Сколь ни удален я моими привычками <и>
правилами от полемики всякого роду, еще не
отрекся я совершенно от права самозащищения.
Southey.
<¦ 1.>
У одного из наших известных писателей спрашивали, зачем не возражал он никогда на критики. Критики не понимают меня, отвечал он, а я не понимаю моих критиков. Если будем судиться перед публикою, вероятно и она нас не поймет. Это напоминает старинную эпиграмму:
Глухой глухого звал к суду судьи глухого,
Глухой кричал: моя им сведена корова.
Помилуй, возопил глухой тому в ответ,
Сей пустошью владел еще покойный дед.
Судья решил: Почто ж идти вам брат на брата:
Не тот и не другой, а девка виновата.
Можно не удостоивать ответом своих критиков (как аристократически говорит сам о себе изд.<атель> Истории Р.<усского> Н.<арода>), когда нападения суть чисто литературные и вредят разве одной продаже разбраненной книги. Но из ув.<ажения> к себе не должно по лености или добродушию оставлять без внимания оскорб.<ительные> лич.<ности> и клеветы, ныне к несчастию слишком обыкновенные. - Публика не заслуживает такого неуважения.

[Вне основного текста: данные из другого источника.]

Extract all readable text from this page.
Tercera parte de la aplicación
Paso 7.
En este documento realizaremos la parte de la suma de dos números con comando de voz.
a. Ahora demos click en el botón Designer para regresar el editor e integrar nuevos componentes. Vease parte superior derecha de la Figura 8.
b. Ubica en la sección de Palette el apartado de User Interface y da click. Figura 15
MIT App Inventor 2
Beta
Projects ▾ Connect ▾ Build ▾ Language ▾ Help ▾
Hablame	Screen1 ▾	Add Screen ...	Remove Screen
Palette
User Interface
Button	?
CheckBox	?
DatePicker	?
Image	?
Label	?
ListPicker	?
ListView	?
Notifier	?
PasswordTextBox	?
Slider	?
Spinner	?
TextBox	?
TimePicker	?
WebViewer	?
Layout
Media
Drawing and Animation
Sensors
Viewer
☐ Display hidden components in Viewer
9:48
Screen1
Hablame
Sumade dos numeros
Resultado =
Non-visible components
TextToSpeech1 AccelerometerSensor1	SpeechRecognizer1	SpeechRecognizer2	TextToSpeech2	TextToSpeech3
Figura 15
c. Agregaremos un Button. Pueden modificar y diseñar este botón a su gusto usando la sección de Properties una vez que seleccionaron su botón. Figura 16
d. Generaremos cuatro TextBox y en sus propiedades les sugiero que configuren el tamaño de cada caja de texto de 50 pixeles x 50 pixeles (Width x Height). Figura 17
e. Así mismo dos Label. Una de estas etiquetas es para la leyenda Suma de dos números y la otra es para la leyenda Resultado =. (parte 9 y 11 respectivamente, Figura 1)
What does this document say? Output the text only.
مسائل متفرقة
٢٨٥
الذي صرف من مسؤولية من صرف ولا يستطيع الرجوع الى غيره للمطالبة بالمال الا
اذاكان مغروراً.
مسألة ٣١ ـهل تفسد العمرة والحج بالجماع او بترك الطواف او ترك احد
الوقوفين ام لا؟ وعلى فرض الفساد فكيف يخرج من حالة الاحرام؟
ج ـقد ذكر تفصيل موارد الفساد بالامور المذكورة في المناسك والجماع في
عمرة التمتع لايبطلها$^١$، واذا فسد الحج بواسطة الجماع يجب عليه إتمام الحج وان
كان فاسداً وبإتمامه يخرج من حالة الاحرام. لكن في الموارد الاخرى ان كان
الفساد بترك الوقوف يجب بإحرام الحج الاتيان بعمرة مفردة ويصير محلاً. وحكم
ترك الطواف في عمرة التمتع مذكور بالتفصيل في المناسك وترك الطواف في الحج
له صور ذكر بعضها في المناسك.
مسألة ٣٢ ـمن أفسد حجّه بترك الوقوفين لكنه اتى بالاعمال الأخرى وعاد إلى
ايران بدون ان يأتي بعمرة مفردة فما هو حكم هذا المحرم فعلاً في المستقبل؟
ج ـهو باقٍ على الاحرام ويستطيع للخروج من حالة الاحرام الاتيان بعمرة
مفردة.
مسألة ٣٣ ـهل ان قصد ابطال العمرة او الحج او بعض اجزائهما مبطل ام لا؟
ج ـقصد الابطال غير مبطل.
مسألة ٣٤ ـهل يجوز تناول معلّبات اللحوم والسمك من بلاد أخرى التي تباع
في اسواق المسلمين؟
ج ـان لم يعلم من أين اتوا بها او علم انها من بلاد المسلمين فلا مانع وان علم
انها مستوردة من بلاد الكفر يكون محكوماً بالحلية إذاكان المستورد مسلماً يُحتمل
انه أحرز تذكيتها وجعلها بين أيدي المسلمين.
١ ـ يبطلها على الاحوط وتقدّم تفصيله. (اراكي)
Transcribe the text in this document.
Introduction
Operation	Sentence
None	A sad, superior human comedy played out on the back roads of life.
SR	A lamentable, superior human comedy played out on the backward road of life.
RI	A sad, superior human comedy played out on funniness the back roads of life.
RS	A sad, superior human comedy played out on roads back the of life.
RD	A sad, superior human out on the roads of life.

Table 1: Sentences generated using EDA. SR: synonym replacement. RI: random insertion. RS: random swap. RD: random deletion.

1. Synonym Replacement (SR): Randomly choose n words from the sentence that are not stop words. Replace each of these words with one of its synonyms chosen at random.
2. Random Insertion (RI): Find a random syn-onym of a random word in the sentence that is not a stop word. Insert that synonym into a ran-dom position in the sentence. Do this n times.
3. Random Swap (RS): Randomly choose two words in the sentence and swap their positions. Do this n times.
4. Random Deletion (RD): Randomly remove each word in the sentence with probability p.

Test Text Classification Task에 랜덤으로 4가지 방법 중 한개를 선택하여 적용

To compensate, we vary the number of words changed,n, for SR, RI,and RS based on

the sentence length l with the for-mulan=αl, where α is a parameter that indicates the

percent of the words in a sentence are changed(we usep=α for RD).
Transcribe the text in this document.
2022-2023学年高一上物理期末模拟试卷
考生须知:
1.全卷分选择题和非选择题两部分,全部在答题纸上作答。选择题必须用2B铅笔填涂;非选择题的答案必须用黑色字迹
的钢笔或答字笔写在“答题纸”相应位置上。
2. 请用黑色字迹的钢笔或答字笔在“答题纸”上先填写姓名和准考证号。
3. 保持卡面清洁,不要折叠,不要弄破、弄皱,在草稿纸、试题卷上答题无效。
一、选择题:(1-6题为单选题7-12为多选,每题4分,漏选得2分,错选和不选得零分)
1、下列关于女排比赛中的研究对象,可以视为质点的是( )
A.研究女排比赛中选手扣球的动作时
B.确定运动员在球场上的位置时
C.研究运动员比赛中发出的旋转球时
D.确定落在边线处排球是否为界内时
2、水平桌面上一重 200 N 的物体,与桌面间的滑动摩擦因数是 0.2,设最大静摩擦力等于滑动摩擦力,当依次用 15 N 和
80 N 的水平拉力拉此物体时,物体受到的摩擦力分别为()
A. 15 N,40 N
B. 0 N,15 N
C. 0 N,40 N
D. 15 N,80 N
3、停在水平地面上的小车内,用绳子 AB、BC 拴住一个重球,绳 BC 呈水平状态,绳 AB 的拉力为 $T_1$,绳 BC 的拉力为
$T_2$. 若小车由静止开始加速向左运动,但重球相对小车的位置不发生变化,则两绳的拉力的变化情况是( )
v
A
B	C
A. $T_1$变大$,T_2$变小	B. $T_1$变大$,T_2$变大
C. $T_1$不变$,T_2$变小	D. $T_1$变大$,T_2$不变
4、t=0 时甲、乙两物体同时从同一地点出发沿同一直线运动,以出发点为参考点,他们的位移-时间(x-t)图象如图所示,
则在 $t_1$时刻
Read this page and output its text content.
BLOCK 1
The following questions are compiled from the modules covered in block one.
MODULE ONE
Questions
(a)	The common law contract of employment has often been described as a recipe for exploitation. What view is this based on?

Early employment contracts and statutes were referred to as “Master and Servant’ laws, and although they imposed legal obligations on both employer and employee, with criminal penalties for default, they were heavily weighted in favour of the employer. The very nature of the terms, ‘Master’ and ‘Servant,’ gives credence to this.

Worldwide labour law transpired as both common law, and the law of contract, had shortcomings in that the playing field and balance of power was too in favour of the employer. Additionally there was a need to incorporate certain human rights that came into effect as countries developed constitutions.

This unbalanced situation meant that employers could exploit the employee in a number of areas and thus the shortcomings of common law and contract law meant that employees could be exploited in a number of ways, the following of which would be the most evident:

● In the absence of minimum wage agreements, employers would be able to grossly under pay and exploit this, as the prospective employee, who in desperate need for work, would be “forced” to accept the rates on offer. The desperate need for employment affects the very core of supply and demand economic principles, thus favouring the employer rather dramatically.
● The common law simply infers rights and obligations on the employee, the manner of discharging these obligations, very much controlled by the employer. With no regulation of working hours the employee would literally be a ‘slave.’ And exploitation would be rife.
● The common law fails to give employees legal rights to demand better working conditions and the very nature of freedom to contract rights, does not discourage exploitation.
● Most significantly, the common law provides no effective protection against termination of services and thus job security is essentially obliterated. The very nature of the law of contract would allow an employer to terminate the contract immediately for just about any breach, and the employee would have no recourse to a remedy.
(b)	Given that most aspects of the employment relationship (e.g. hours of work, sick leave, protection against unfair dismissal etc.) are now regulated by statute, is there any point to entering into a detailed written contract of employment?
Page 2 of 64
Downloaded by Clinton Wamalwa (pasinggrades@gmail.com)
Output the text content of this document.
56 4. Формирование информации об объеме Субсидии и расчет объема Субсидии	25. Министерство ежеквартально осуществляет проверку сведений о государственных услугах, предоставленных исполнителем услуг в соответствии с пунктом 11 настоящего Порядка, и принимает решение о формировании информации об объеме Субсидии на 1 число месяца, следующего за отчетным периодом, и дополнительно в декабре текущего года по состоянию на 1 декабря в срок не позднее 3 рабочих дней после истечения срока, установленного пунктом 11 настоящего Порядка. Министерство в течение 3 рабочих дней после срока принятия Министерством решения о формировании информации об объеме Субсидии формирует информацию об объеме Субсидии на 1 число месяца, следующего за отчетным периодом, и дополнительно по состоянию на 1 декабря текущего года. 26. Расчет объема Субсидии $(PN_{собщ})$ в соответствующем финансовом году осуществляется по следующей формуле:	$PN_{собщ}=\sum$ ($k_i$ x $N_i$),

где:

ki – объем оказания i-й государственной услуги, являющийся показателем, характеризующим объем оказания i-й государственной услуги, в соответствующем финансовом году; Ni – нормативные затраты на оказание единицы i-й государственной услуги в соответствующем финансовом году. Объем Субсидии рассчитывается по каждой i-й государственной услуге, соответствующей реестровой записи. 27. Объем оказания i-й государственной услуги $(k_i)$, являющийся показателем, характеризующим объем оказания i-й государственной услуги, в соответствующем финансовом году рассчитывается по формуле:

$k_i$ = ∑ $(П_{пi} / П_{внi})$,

Если в течении 16-ти летней авторской жизни я никогда не отвечал ни на одну критику ([не говорю] уж о ругательствах), то сие происходило конечно не из презрения.
Состояние критики само по себе показывает степень образованности всей литературы вообще. Если приговоры журн.<алов> на<ших> достаточны для нас, то из сего следует, что мы не имеем еще нужды ни в Шлегелях, ни даже в Лагарпах. Презирать критику значит презирать публику (чего боже сохрани). Как наша словесность с гордостию может выставить перед Европою Историю Карамзина, несколько од, несколько басен, пэан 12 года Ж.<уковского>, перевод Илиады, несколько цветов элегической поэзии, - так и наша критика может представить несколько отдельных статей, исполненных светлых мыслей и важного остроумия. Но они являлись отдельно, в расстоянии одна от другой, и не получили еще веса и постоянного влияния. Время их еще не приспело.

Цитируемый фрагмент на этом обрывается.